A little bit about me?… I’m eccentric, yet traditional. I shop way too much, but I cannot bring myself to overspend on any one thing. I love my kids to the point of smothering, but I adore, strive for and maintain my independence as a woman above all else. I watch more television than the average person and honestly believe the Major Motion Picture Association of America has been kept afloat during these rough economic times because of my addiction to new releases. I’ll read anything in front of me, live for “chick flicks” but hate Romance novels. I’m a little bit of a tomboy mixed in with a fashionista combined with a fierce and protective mom and sprinkled with aggression, compassion and a terribly off-color sense of humor. Basically: I’m complex.
When I was a little kid, there were two choices for me: attorney or writer. I knew I loved the law because frankly, I was probably the only ten year-old in the world obsessed with Law & Order. Fast forward: after graduating from the Academy of Mount Saint Ursula in 1997, I started as a freshman at CUNY John Jay College of Criminal Justice in Manhattan, majoring in Legal Studies. Immediately after that, I started working for a sole practitioner in the Bronx, first as a secretary, and eventually as a Paralegal. It wasn’t until I realized I’d have another three years of law school after college to do that I decided becoming a lawyer wasn’t for me. So I stuck to the background work and fell in love with the law all over again.

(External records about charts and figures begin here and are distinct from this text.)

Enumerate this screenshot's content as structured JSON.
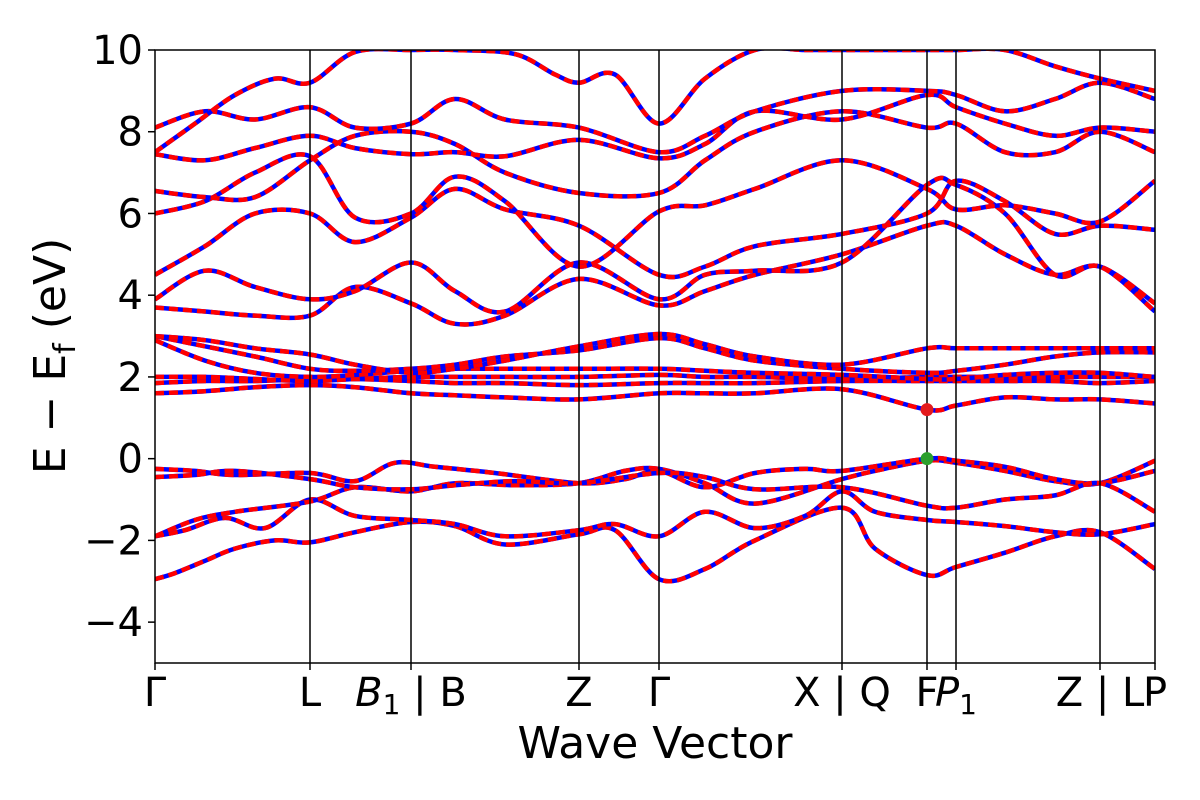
{
  "chart_data": {
    "type": "line",
    "xlabel": "Wave Vector",
    "ylabel": "E − E_f (eV)",
    "ylabel_parts": {
      "main": "E  −  E",
      "sub": "f",
      "unit": " (eV)"
    },
    "ylim": [
      -5,
      10
    ],
    "yticks": [
      -4,
      -2,
      0,
      2,
      4,
      6,
      8,
      10
    ],
    "ytick_labels": [
      "−4",
      "−2",
      "0",
      "2",
      "4",
      "6",
      "8",
      "10"
    ],
    "xlim": [
      0,
      1
    ],
    "kpoints": [
      {
        "x": 0.0,
        "label": "Γ",
        "italic_sub": false
      },
      {
        "x": 0.155,
        "label": "L",
        "italic_sub": false
      },
      {
        "x": 0.256,
        "label": "B",
        "sub": "1",
        "suffix": " | B",
        "italic_sub": true
      },
      {
        "x": 0.424,
        "label": "Z",
        "italic_sub": false
      },
      {
        "x": 0.504,
        "label": "Γ",
        "italic_sub": false
      },
      {
        "x": 0.687,
        "label": "X | Q",
        "italic_sub": false
      },
      {
        "x": 0.772,
        "label": "F",
        "italic_sub": false
      },
      {
        "x": 0.801,
        "label": "P",
        "sub": "1",
        "italic_sub": true
      },
      {
        "x": 0.945,
        "label": "Z | L",
        "italic_sub": false
      },
      {
        "x": 1.0,
        "label": "P",
        "italic_sub": false
      }
    ],
    "series_style": {
      "dft_color": "#0000ff",
      "wannier_color": "#ff0000"
    },
    "series": [
      {
        "x": [
          0,
          0.02,
          0.05,
          0.08,
          0.12,
          0.155,
          0.2,
          0.256,
          0.3,
          0.35,
          0.424,
          0.46,
          0.504,
          0.55,
          0.6,
          0.687,
          0.72,
          0.772,
          0.801,
          0.85,
          0.9,
          0.945,
          1.0
        ],
        "values": [
          -2.95,
          -2.8,
          -2.5,
          -2.2,
          -2.0,
          -2.05,
          -1.8,
          -1.55,
          -1.65,
          -2.1,
          -1.85,
          -1.75,
          -2.95,
          -2.7,
          -2.0,
          -1.2,
          -2.2,
          -2.85,
          -2.65,
          -2.3,
          -1.9,
          -1.8,
          -2.7
        ]
      },
      {
        "x": [
          0,
          0.03,
          0.07,
          0.11,
          0.155,
          0.2,
          0.256,
          0.3,
          0.35,
          0.424,
          0.46,
          0.504,
          0.55,
          0.6,
          0.65,
          0.687,
          0.72,
          0.772,
          0.801,
          0.85,
          0.9,
          0.945,
          1.0
        ],
        "values": [
          -1.9,
          -1.75,
          -1.45,
          -1.7,
          -1.0,
          -1.4,
          -1.5,
          -1.6,
          -1.9,
          -1.75,
          -1.6,
          -1.9,
          -1.3,
          -1.7,
          -1.4,
          -0.8,
          -1.3,
          -1.5,
          -1.55,
          -1.65,
          -1.8,
          -1.85,
          -1.6
        ]
      },
      {
        "x": [
          0,
          0.04,
          0.08,
          0.155,
          0.2,
          0.256,
          0.3,
          0.36,
          0.424,
          0.47,
          0.504,
          0.55,
          0.6,
          0.687,
          0.72,
          0.772,
          0.801,
          0.85,
          0.9,
          0.945,
          1.0
        ],
        "values": [
          -1.9,
          -1.5,
          -1.3,
          -1.05,
          -0.7,
          -0.8,
          -0.6,
          -0.65,
          -0.6,
          -0.3,
          -0.25,
          -0.6,
          -1.1,
          -0.5,
          -0.3,
          -0.05,
          -0.1,
          -0.3,
          -0.55,
          -0.6,
          -0.05
        ]
      },
      {
        "x": [
          0,
          0.04,
          0.08,
          0.155,
          0.2,
          0.24,
          0.28,
          0.34,
          0.424,
          0.47,
          0.504,
          0.55,
          0.6,
          0.65,
          0.687,
          0.772,
          0.801,
          0.85,
          0.9,
          0.945,
          1.0
        ],
        "values": [
          -0.25,
          -0.3,
          -0.4,
          -0.35,
          -0.55,
          -0.1,
          -0.2,
          -0.35,
          -0.6,
          -0.5,
          -0.3,
          -0.7,
          -0.35,
          -0.25,
          -0.3,
          0.0,
          -0.05,
          -0.2,
          -0.5,
          -0.6,
          -0.3
        ]
      },
      {
        "x": [
          0,
          0.04,
          0.08,
          0.155,
          0.2,
          0.256,
          0.3,
          0.36,
          0.424,
          0.504,
          0.55,
          0.6,
          0.687,
          0.772,
          0.801,
          0.85,
          0.9,
          0.945,
          1.0
        ],
        "values": [
          -0.45,
          -0.4,
          -0.3,
          -0.5,
          -0.7,
          -0.75,
          -0.65,
          -0.55,
          -0.6,
          -0.35,
          -0.45,
          -0.75,
          -0.7,
          -1.15,
          -1.2,
          -1.0,
          -0.9,
          -0.6,
          -1.3
        ]
      },
      {
        "x": [
          0,
          0.05,
          0.1,
          0.155,
          0.2,
          0.256,
          0.3,
          0.35,
          0.424,
          0.504,
          0.55,
          0.6,
          0.687,
          0.772,
          0.801,
          0.85,
          0.9,
          0.945,
          1.0
        ],
        "values": [
          1.6,
          1.65,
          1.75,
          1.8,
          1.75,
          1.6,
          1.55,
          1.5,
          1.45,
          1.6,
          1.6,
          1.6,
          1.7,
          1.2,
          1.3,
          1.5,
          1.45,
          1.45,
          1.35
        ]
      },
      {
        "x": [
          0,
          0.05,
          0.1,
          0.155,
          0.2,
          0.256,
          0.3,
          0.35,
          0.424,
          0.504,
          0.55,
          0.6,
          0.687,
          0.772,
          0.801,
          0.85,
          0.9,
          0.945,
          1.0
        ],
        "values": [
          1.85,
          1.9,
          1.9,
          1.95,
          1.95,
          1.9,
          1.85,
          1.85,
          1.8,
          1.85,
          1.85,
          1.85,
          1.9,
          1.9,
          1.9,
          1.9,
          1.9,
          1.85,
          1.9
        ]
      },
      {
        "x": [
          0,
          0.05,
          0.1,
          0.155,
          0.2,
          0.256,
          0.3,
          0.35,
          0.424,
          0.504,
          0.55,
          0.6,
          0.687,
          0.772,
          0.801,
          0.85,
          0.9,
          0.945,
          1.0
        ],
        "values": [
          2.0,
          2.0,
          1.95,
          1.9,
          1.95,
          2.0,
          2.0,
          2.0,
          2.0,
          2.05,
          2.0,
          2.0,
          1.95,
          2.0,
          2.0,
          2.0,
          2.0,
          2.0,
          2.0
        ]
      },
      {
        "x": [
          0,
          0.05,
          0.1,
          0.155,
          0.2,
          0.256,
          0.3,
          0.35,
          0.424,
          0.504,
          0.55,
          0.6,
          0.687,
          0.772,
          0.801,
          0.85,
          0.9,
          0.945,
          1.0
        ],
        "values": [
          2.9,
          2.4,
          2.1,
          2.0,
          2.05,
          2.15,
          2.2,
          2.2,
          2.2,
          2.2,
          2.15,
          2.1,
          2.05,
          1.95,
          1.95,
          2.05,
          2.1,
          2.1,
          2.0
        ]
      },
      {
        "x": [
          0,
          0.05,
          0.1,
          0.155,
          0.2,
          0.256,
          0.3,
          0.35,
          0.424,
          0.504,
          0.55,
          0.6,
          0.687,
          0.772,
          0.801,
          0.85,
          0.9,
          0.945,
          1.0
        ],
        "values": [
          3.0,
          2.75,
          2.5,
          2.2,
          2.15,
          2.2,
          2.3,
          2.5,
          2.65,
          2.95,
          2.7,
          2.4,
          2.2,
          2.1,
          2.15,
          2.3,
          2.5,
          2.6,
          2.6
        ]
      },
      {
        "x": [
          0,
          0.05,
          0.1,
          0.155,
          0.2,
          0.256,
          0.3,
          0.35,
          0.424,
          0.504,
          0.55,
          0.6,
          0.687,
          0.772,
          0.801,
          0.85,
          0.9,
          0.945,
          1.0
        ],
        "values": [
          3.0,
          2.9,
          2.7,
          2.55,
          2.3,
          2.1,
          2.2,
          2.4,
          2.75,
          3.05,
          2.8,
          2.5,
          2.3,
          2.7,
          2.7,
          2.7,
          2.7,
          2.7,
          2.7
        ]
      },
      {
        "x": [
          0,
          0.05,
          0.1,
          0.155,
          0.2,
          0.256,
          0.3,
          0.35,
          0.424,
          0.504,
          0.55,
          0.6,
          0.687,
          0.772,
          0.801,
          0.85,
          0.9,
          0.945,
          1.0
        ],
        "values": [
          3.7,
          3.6,
          3.5,
          3.5,
          4.2,
          3.8,
          3.3,
          3.5,
          4.4,
          3.75,
          4.1,
          4.5,
          5.0,
          5.7,
          5.7,
          5.0,
          4.5,
          4.7,
          3.8
        ]
      },
      {
        "x": [
          0,
          0.05,
          0.1,
          0.155,
          0.2,
          0.256,
          0.3,
          0.35,
          0.424,
          0.504,
          0.55,
          0.6,
          0.687,
          0.772,
          0.801,
          0.85,
          0.9,
          0.945,
          1.0
        ],
        "values": [
          3.9,
          4.6,
          4.2,
          3.9,
          4.1,
          4.8,
          4.1,
          3.6,
          4.8,
          3.9,
          4.5,
          4.6,
          4.8,
          6.7,
          6.7,
          6.0,
          4.5,
          4.7,
          3.6
        ]
      },
      {
        "x": [
          0,
          0.05,
          0.1,
          0.155,
          0.2,
          0.256,
          0.3,
          0.35,
          0.424,
          0.504,
          0.55,
          0.6,
          0.687,
          0.772,
          0.801,
          0.85,
          0.9,
          0.945,
          1.0
        ],
        "values": [
          4.5,
          5.2,
          6.0,
          6.0,
          5.3,
          5.9,
          6.6,
          6.1,
          5.7,
          4.5,
          4.7,
          5.2,
          5.5,
          6.0,
          6.8,
          6.3,
          5.5,
          5.7,
          5.6
        ]
      },
      {
        "x": [
          0,
          0.05,
          0.1,
          0.155,
          0.2,
          0.256,
          0.3,
          0.35,
          0.424,
          0.504,
          0.55,
          0.6,
          0.687,
          0.772,
          0.801,
          0.85,
          0.9,
          0.945,
          1.0
        ],
        "values": [
          6.0,
          6.3,
          7.0,
          7.4,
          5.9,
          6.0,
          6.9,
          6.3,
          4.7,
          6.05,
          6.2,
          6.6,
          7.3,
          6.6,
          6.1,
          6.2,
          6.0,
          5.8,
          6.8
        ]
      },
      {
        "x": [
          0,
          0.05,
          0.1,
          0.155,
          0.2,
          0.256,
          0.3,
          0.35,
          0.424,
          0.504,
          0.55,
          0.6,
          0.687,
          0.772,
          0.801,
          0.85,
          0.9,
          0.945,
          1.0
        ],
        "values": [
          6.55,
          6.4,
          6.4,
          7.3,
          7.9,
          8.0,
          7.7,
          7.0,
          6.5,
          6.5,
          7.3,
          8.0,
          8.5,
          8.1,
          8.2,
          7.5,
          7.5,
          8.0,
          7.5
        ]
      },
      {
        "x": [
          0,
          0.05,
          0.1,
          0.155,
          0.2,
          0.256,
          0.3,
          0.35,
          0.424,
          0.504,
          0.55,
          0.6,
          0.687,
          0.772,
          0.801,
          0.85,
          0.9,
          0.945,
          1.0
        ],
        "values": [
          7.45,
          7.3,
          7.6,
          7.9,
          7.6,
          7.45,
          7.5,
          7.4,
          7.8,
          7.35,
          7.7,
          8.5,
          8.3,
          8.9,
          8.6,
          8.2,
          7.9,
          8.1,
          8.0
        ]
      },
      {
        "x": [
          0,
          0.05,
          0.1,
          0.155,
          0.2,
          0.256,
          0.3,
          0.35,
          0.424,
          0.504,
          0.55,
          0.6,
          0.687,
          0.772,
          0.801,
          0.85,
          0.9,
          0.945,
          1.0
        ],
        "values": [
          8.1,
          8.5,
          8.3,
          8.6,
          8.1,
          8.2,
          8.8,
          8.3,
          8.1,
          7.5,
          7.9,
          8.5,
          9.0,
          9.0,
          8.9,
          8.5,
          8.8,
          9.2,
          8.8
        ]
      },
      {
        "x": [
          0,
          0.04,
          0.08,
          0.12,
          0.155,
          0.2,
          0.256,
          0.3,
          0.36,
          0.4,
          0.424,
          0.46,
          0.504,
          0.55,
          0.6,
          0.65,
          0.687,
          0.72,
          0.772,
          0.801,
          0.85,
          0.9,
          0.945,
          1.0
        ],
        "values": [
          7.5,
          8.2,
          8.9,
          9.3,
          9.2,
          9.95,
          10.0,
          10.0,
          9.9,
          9.4,
          9.2,
          9.4,
          8.2,
          9.3,
          10.0,
          10.0,
          10.0,
          10.0,
          10.0,
          10.0,
          10.0,
          9.6,
          9.3,
          9.0
        ]
      }
    ],
    "markers": [
      {
        "x": 0.772,
        "y": 1.2,
        "color": "#e41a1c"
      },
      {
        "x": 0.772,
        "y": 0.0,
        "color": "#2ca02c"
      }
    ],
    "grid": false,
    "legend": "none"
  }
}
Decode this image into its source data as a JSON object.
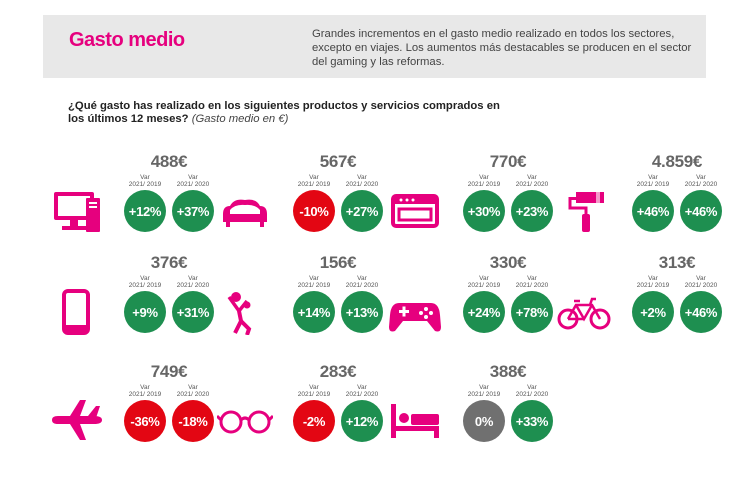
{
  "header": {
    "title": "Gasto medio",
    "description": "Grandes incrementos en el gasto medio realizado en todos los sectores, excepto en viajes. Los aumentos más destacables se producen en el sector del gaming y las reformas."
  },
  "question": {
    "text": "¿Qué gasto has realizado en los siguientes productos y servicios comprados en los últimos 12 meses?",
    "note": "(Gasto medio en €)"
  },
  "labels": {
    "var1": "Var 2021/ 2019",
    "var2": "Var 2021/ 2020"
  },
  "colors": {
    "accent": "#e6007e",
    "positive": "#1e8f50",
    "negative": "#e30613",
    "neutral": "#707070"
  },
  "items": [
    {
      "icon": "computer-icon",
      "amount": "488€",
      "var1": "+12%",
      "var2": "+37%",
      "status1": "positive",
      "status2": "positive"
    },
    {
      "icon": "sofa-icon",
      "amount": "567€",
      "var1": "-10%",
      "var2": "+27%",
      "status1": "negative",
      "status2": "positive"
    },
    {
      "icon": "oven-icon",
      "amount": "770€",
      "var1": "+30%",
      "var2": "+23%",
      "status1": "positive",
      "status2": "positive"
    },
    {
      "icon": "paint-roller-icon",
      "amount": "4.859€",
      "var1": "+46%",
      "var2": "+46%",
      "status1": "positive",
      "status2": "positive"
    },
    {
      "icon": "smartphone-icon",
      "amount": "376€",
      "var1": "+9%",
      "var2": "+31%",
      "status1": "positive",
      "status2": "positive"
    },
    {
      "icon": "volleyball-player-icon",
      "amount": "156€",
      "var1": "+14%",
      "var2": "+13%",
      "status1": "positive",
      "status2": "positive"
    },
    {
      "icon": "gamepad-icon",
      "amount": "330€",
      "var1": "+24%",
      "var2": "+78%",
      "status1": "positive",
      "status2": "positive"
    },
    {
      "icon": "bicycle-icon",
      "amount": "313€",
      "var1": "+2%",
      "var2": "+46%",
      "status1": "positive",
      "status2": "positive"
    },
    {
      "icon": "airplane-icon",
      "amount": "749€",
      "var1": "-36%",
      "var2": "-18%",
      "status1": "negative",
      "status2": "negative"
    },
    {
      "icon": "glasses-icon",
      "amount": "283€",
      "var1": "-2%",
      "var2": "+12%",
      "status1": "negative",
      "status2": "positive"
    },
    {
      "icon": "bed-icon",
      "amount": "388€",
      "var1": "0%",
      "var2": "+33%",
      "status1": "neutral",
      "status2": "positive"
    }
  ]
}
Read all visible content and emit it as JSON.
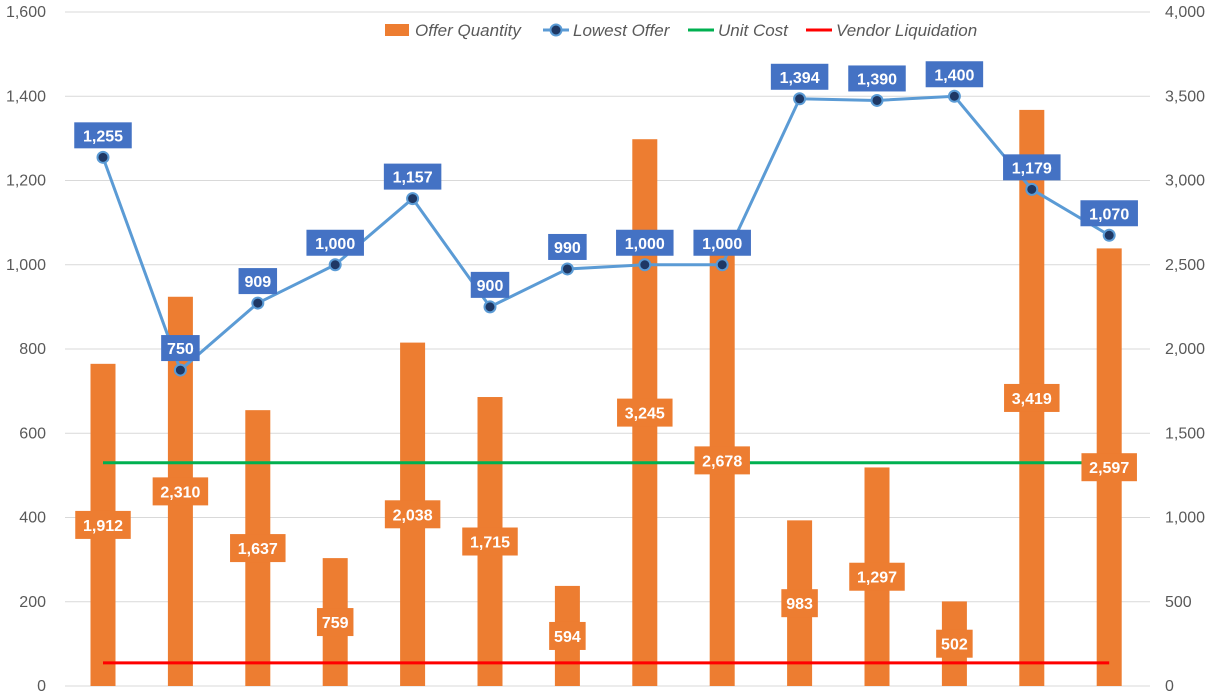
{
  "chart_data": {
    "type": "bar",
    "categories": [
      "",
      "",
      "",
      "",
      "",
      "",
      "",
      "",
      "",
      "",
      "",
      "",
      "",
      ""
    ],
    "title": "",
    "xlabel": "",
    "ylabel": "",
    "ylim": [
      0,
      1600
    ],
    "y2lim": [
      0,
      4000
    ],
    "y_ticks": [
      "0",
      "200",
      "400",
      "600",
      "800",
      "1,000",
      "1,200",
      "1,400",
      "1,600"
    ],
    "y2_ticks": [
      "0",
      "500",
      "1,000",
      "1,500",
      "2,000",
      "2,500",
      "3,000",
      "3,500",
      "4,000"
    ],
    "grid": true,
    "legend_position": "top",
    "series": [
      {
        "name": "Offer Quantity",
        "type": "bar",
        "axis": "right",
        "color": "#ED7D31",
        "values": [
          1912,
          2310,
          1637,
          759,
          2038,
          1715,
          594,
          3245,
          2678,
          983,
          1297,
          502,
          3419,
          2597
        ],
        "labels": [
          "1,912",
          "2,310",
          "1,637",
          "759",
          "2,038",
          "1,715",
          "594",
          "3,245",
          "2,678",
          "983",
          "1,297",
          "502",
          "3,419",
          "2,597"
        ]
      },
      {
        "name": "Lowest Offer",
        "type": "line",
        "axis": "left",
        "color": "#5B9BD5",
        "marker_color": "#1F3864",
        "label_bg": "#4472C4",
        "values": [
          1255,
          750,
          909,
          1000,
          1157,
          900,
          990,
          1000,
          1000,
          1394,
          1390,
          1400,
          1179,
          1070
        ],
        "labels": [
          "1,255",
          "750",
          "909",
          "1,000",
          "1,157",
          "900",
          "990",
          "1,000",
          "1,000",
          "1,394",
          "1,390",
          "1,400",
          "1,179",
          "1,070"
        ]
      },
      {
        "name": "Unit Cost",
        "type": "line",
        "axis": "left",
        "color": "#00B050",
        "values": [
          530,
          530,
          530,
          530,
          530,
          530,
          530,
          530,
          530,
          530,
          530,
          530,
          530,
          530
        ]
      },
      {
        "name": "Vendor Liquidation",
        "type": "line",
        "axis": "left",
        "color": "#FF0000",
        "values": [
          55,
          55,
          55,
          55,
          55,
          55,
          55,
          55,
          55,
          55,
          55,
          55,
          55,
          55
        ]
      }
    ]
  }
}
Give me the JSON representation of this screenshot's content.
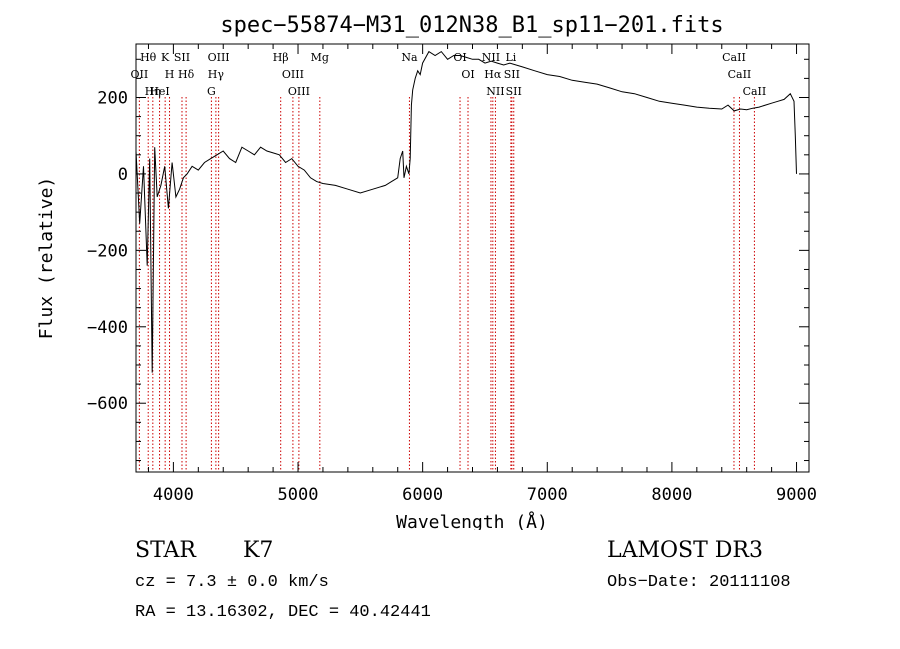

Upon graduation, I got married, moved to Florida and had a beautiful little girl, and then my gorgeous son. I have since returned to my home, to New York, and am embracing the new avenues that my life is traveling while this super-power called publication creates a long-awaited and terrifyingly fantastical whirlwind around me. Recently, I underwent training to become a Certified Child Support/Visitation Mediator in New York State; a choice I feel will enhance my career and take me in the right direction towards doing what I love and loving what I do. I draw my inspiration from the women I know, the women I see; all women- the survivors, the fighters, the ones that you call angry and bitter but I call strong and determined. I have different viewpoints about controversial topics and some don’t always coincide with the majority opinion, but I’m okay with that. I know that if it has to do with my son, I’m a softie who’ll mother him until the day I’m gone; but I’m a feminist at heart and will do my best to teach my daughter that women are resilient, powerful; and in general -they rock. And I don’t really know how to write a story where the female protagonist doesn’t kick some butt. But still I write. In the last 10½ years, I’ve completed four manuscripts, several short stories and started to co-author a children's book with a good friend and fellow authoress, Nakia D. Johnson (author of the newly released Uptempo, now available for purchase at www.nakiadjohnson.com). I still love the law, as evidenced by my career choices. But I have an unrelenting and unforgiving fire inside of me to write and talk and let out words I wasn’t even aware existed. I don’t know how not to write and I hope I never have to. Right now, the immediate goal is simple: watch my kids grow up. Make sure they are happy, healthy and successful- successful as human beings, regardless of the life they choose to live. To be happy in my own career and be content and intellectually stimulated on a daily basis. To see much of the world, to appreciate what’s come before me and try my best to leave my mark for what comes after. To take time to work on being a better ‘me’ and letting the people that matter know that they matter. To share my words and stories with the world and hope that they feel in reading what I felt in writing. And to sit back in that theatre seat and look up, smiling, to read: “The Blue Brotherhood, Based on the novel by Yokairy Tavarez.”
As far as the latter, I always knew I wanted to write because I was just itching to say something, anything, to anyone who would listen. That’s why I have a WHOLE lot of stories to tell. None are about me; most aren’t even about anyone I know. But they are all tales spun from my wild imagination and a penchant for ridiculously long-winded and detailed dialogue. I don’t know how I frame my stories and probably would never be qualified to teach a course on Creative Writing, since my methods are so off-the-wall. Most of the time I hear a conversation in my head and it explodes from there.
But still I write.
"Escape. Walk out like someone suddenly born into color. Do it now."